CVApr 22, 2025

CLIP-IT: CLIP-based Pairing for Histology Images Classification

arXiv:2504.16181v41 citationsh-index: 13
Originality Incremental advance
AI Analysis

This addresses the challenge of annotation cost and privacy in medical imaging for researchers and practitioners, though it is incremental as it builds on existing CLIP models.

The paper tackles the problem of limited paired datasets for multimodal learning in medical imaging by introducing CLIP-IT, a framework that uses unpaired text reports to improve histology image classification, achieving consistent accuracy gains over baselines without requiring paired data.

Multimodal learning has shown promise in medical imaging, combining complementary modalities like images and text. Vision-language models (VLMs) capture rich diagnostic cues but often require large paired datasets and prompt- or text-based inference, limiting their practicality due to annotation cost, privacy, and compute demands.
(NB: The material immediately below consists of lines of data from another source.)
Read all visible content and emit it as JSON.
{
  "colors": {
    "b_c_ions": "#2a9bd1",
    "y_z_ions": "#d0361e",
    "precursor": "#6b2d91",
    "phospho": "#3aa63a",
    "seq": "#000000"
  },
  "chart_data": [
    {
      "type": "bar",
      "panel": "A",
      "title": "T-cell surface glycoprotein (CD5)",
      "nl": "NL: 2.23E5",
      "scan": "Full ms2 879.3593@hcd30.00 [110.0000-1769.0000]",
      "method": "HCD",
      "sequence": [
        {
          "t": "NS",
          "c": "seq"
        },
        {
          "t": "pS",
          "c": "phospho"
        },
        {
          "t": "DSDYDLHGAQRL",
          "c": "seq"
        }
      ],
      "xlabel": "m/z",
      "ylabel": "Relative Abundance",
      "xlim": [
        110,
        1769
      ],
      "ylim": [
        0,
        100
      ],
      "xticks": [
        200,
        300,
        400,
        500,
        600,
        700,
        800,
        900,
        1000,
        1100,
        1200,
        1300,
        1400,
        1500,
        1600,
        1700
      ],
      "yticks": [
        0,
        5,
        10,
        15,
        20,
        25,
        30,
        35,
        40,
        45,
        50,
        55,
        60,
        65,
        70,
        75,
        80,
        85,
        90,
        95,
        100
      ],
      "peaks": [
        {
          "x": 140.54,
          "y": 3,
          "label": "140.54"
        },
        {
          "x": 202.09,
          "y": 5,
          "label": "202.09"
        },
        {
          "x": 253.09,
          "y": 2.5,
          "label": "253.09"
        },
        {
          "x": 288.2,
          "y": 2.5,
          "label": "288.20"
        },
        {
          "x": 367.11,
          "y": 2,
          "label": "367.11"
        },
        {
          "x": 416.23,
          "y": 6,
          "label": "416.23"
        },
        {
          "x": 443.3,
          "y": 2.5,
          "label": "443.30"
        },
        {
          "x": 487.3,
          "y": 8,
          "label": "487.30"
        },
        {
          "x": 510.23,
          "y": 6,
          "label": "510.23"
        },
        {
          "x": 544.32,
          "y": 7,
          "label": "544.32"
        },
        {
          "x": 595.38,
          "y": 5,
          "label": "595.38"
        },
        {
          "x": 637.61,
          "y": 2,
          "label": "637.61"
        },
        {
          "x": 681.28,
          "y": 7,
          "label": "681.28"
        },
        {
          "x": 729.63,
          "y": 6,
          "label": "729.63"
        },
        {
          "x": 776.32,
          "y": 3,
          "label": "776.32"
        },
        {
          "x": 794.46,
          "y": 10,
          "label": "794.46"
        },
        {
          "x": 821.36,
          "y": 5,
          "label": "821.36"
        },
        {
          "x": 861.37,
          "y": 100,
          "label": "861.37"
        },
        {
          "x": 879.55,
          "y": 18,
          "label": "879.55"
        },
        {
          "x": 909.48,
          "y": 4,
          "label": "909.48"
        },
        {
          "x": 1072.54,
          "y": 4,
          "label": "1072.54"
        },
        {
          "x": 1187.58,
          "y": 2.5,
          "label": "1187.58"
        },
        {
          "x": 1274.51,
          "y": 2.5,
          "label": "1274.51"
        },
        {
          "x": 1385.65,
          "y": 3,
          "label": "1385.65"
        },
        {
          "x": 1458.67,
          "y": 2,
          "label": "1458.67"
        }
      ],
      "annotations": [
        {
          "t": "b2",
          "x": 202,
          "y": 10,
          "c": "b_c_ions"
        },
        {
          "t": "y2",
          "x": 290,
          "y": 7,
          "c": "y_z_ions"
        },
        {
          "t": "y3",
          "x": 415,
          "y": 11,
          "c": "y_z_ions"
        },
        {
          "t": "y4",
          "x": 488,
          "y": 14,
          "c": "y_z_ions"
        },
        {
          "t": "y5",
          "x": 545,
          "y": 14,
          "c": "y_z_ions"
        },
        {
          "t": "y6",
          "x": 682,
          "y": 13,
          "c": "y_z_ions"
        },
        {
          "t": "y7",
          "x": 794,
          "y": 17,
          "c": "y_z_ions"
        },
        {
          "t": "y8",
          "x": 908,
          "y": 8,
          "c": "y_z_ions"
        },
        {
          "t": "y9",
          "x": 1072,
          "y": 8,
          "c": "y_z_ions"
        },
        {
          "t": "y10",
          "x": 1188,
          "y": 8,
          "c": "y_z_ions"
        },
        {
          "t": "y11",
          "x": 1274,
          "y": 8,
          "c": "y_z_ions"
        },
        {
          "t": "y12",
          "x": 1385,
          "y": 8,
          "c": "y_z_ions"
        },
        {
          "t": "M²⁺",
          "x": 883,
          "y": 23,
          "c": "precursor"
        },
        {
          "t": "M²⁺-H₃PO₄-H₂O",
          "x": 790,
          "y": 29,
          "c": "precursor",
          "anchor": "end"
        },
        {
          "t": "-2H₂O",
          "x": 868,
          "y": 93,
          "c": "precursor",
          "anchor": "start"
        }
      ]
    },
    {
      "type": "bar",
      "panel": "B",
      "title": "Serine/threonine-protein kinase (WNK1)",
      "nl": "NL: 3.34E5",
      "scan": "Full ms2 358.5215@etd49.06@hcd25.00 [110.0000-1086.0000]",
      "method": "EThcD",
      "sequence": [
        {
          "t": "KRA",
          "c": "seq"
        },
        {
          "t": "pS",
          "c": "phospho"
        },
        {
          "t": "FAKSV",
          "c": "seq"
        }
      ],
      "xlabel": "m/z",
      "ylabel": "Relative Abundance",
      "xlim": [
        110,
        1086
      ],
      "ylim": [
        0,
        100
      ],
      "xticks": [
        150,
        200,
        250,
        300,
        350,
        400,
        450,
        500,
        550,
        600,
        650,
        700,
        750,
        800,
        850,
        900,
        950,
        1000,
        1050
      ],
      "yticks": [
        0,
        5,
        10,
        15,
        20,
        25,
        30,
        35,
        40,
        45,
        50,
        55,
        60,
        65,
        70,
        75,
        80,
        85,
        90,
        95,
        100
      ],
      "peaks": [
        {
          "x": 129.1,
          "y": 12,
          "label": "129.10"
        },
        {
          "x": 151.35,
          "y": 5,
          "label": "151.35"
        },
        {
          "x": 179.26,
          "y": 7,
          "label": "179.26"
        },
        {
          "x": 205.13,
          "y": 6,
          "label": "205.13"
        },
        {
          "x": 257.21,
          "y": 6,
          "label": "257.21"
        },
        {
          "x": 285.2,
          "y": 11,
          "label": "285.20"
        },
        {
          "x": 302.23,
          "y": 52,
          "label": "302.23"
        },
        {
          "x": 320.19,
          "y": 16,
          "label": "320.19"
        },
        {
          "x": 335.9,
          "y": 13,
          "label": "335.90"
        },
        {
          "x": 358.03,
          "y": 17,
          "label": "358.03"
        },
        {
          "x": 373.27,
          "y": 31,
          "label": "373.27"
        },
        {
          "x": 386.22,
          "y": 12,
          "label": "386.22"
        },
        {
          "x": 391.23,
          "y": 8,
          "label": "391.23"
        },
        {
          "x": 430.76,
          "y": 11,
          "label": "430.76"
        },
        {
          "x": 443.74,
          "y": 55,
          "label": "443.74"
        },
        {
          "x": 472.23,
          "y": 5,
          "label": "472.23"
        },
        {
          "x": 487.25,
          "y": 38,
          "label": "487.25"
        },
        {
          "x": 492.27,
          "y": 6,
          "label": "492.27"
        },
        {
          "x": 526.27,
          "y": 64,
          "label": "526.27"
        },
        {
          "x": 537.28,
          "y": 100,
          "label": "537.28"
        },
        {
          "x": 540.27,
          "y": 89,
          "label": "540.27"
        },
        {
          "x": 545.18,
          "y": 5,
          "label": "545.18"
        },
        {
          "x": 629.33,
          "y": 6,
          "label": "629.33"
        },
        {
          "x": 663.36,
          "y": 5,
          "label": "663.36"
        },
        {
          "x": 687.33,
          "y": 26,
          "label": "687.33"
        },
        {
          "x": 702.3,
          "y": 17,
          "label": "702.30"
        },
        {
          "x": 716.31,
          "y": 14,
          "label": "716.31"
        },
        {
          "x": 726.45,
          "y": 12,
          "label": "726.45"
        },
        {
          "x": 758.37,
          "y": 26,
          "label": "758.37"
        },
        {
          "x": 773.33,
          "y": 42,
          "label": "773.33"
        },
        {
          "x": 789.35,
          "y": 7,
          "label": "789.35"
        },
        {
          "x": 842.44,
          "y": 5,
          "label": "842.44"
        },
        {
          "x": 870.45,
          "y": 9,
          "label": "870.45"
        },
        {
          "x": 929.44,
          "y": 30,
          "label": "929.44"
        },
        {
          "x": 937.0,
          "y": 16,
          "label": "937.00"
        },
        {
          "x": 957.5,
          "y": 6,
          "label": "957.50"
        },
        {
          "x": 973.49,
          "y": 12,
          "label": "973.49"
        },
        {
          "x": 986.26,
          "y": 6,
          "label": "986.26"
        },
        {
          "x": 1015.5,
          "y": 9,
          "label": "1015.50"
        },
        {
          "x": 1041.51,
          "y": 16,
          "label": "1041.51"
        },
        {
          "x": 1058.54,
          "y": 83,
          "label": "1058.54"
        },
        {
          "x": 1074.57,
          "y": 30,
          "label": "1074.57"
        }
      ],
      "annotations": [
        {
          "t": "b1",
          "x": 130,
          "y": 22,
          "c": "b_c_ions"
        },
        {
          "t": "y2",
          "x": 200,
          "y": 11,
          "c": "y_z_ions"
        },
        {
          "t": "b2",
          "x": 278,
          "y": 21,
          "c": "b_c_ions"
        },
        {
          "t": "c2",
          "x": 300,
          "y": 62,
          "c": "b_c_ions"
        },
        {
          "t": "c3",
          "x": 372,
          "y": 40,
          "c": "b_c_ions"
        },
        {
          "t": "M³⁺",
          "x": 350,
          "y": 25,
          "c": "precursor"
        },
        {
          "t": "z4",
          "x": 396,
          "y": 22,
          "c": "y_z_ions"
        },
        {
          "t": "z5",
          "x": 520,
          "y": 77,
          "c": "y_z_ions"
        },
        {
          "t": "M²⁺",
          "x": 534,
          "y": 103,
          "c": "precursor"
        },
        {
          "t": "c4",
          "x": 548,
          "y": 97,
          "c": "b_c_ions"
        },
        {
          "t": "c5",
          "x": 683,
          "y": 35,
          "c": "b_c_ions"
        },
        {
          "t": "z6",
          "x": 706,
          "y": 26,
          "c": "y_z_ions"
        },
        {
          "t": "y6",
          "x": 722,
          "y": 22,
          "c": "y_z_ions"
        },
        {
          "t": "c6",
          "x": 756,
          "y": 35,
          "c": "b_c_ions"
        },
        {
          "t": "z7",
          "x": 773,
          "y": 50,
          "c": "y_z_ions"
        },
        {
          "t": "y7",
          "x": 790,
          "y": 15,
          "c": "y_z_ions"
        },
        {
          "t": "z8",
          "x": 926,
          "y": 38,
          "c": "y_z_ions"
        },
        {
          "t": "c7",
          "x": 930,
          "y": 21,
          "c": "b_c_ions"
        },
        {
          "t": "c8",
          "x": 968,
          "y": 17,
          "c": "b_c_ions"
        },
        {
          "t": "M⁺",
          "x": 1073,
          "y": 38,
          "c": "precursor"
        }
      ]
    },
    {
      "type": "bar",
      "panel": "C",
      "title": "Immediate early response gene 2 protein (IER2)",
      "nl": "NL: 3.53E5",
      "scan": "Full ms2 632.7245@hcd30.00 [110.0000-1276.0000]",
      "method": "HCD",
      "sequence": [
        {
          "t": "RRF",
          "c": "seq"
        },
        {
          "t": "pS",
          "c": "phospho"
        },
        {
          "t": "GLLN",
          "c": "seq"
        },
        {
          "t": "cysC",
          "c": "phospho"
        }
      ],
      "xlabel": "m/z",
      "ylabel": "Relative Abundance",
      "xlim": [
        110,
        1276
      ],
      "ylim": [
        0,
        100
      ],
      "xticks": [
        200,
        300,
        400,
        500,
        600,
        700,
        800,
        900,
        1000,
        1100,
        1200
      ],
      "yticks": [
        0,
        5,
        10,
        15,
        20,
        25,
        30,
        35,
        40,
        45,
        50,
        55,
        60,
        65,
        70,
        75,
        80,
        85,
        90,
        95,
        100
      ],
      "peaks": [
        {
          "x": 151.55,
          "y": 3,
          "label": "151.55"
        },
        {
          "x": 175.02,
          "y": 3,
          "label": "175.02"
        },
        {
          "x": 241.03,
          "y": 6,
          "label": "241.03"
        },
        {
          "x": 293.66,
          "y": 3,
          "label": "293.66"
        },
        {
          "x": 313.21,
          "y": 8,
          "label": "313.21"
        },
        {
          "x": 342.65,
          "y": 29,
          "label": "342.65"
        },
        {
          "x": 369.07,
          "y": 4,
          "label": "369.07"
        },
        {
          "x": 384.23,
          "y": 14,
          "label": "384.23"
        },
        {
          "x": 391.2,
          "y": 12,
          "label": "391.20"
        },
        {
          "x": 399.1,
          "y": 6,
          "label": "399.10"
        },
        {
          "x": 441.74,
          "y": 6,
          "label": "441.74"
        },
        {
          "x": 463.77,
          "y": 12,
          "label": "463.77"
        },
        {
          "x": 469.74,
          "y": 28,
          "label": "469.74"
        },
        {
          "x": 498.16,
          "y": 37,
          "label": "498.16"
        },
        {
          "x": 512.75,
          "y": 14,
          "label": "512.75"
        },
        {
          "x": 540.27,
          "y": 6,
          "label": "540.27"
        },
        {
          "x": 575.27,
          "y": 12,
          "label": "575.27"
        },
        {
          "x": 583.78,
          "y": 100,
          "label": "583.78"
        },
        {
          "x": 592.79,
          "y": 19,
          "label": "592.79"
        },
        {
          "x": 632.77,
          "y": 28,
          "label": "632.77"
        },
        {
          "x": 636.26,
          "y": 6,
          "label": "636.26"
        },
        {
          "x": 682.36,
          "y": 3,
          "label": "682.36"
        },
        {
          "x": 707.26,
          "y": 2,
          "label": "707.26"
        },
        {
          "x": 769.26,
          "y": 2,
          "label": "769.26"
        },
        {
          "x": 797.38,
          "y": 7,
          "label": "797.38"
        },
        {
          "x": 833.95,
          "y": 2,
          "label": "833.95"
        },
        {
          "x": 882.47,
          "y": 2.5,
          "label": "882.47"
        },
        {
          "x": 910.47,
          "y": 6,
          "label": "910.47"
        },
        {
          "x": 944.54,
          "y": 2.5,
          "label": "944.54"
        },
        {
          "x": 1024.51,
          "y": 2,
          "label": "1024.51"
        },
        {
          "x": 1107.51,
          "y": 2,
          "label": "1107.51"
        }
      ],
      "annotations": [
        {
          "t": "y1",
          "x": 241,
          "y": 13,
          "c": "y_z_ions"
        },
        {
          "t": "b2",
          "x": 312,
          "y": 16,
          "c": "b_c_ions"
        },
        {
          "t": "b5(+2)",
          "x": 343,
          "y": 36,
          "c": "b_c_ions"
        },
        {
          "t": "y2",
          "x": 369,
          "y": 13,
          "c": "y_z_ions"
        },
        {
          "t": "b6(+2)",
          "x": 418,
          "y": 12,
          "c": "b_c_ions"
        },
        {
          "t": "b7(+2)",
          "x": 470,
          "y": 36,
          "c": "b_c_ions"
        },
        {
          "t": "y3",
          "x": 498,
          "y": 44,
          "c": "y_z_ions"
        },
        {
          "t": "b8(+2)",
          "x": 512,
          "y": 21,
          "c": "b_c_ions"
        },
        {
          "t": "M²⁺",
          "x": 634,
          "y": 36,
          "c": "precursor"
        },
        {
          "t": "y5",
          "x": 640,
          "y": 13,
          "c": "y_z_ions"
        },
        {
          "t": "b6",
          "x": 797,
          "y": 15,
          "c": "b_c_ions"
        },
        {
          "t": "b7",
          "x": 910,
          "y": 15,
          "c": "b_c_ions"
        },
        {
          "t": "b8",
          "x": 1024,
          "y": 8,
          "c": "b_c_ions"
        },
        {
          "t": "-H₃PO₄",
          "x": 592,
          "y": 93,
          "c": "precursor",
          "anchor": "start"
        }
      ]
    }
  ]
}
Crucially, available free unpaired external text, like pathology reports, can still provide complementary diagnostic cues if semantically relevant content is retrievable per image. To address this, we introduce CLIP-IT, a novel framework that relies on rich unpaired text reports. Specifically, CLIP-IT uses a CLIP model pre-trained on histology image-text pairs from a separate dataset to retrieve the most relevant unpaired textual report for each image in the downstream unimodal dataset. These reports, sourced from the same disease domain and tissue type, form pseudo-pairs that reflect shared clinical semantics rather than exact alignment. Knowledge from these texts is distilled into the vision model during training, while LoRA-based adaptation mitigates the semantic gap between unaligned modalities. At inference, only the vision model is used, keeping overhead low while still benefiting from multimodal training without requiring paired data in the downstream dataset. Experiments on histology image datasets confirm that CLIP-IT consistently improves classification accuracy over both unimodal and multimodal CLIP-based baselines in most cases, without the burden of per-dataset paired annotation or inference-time complexity.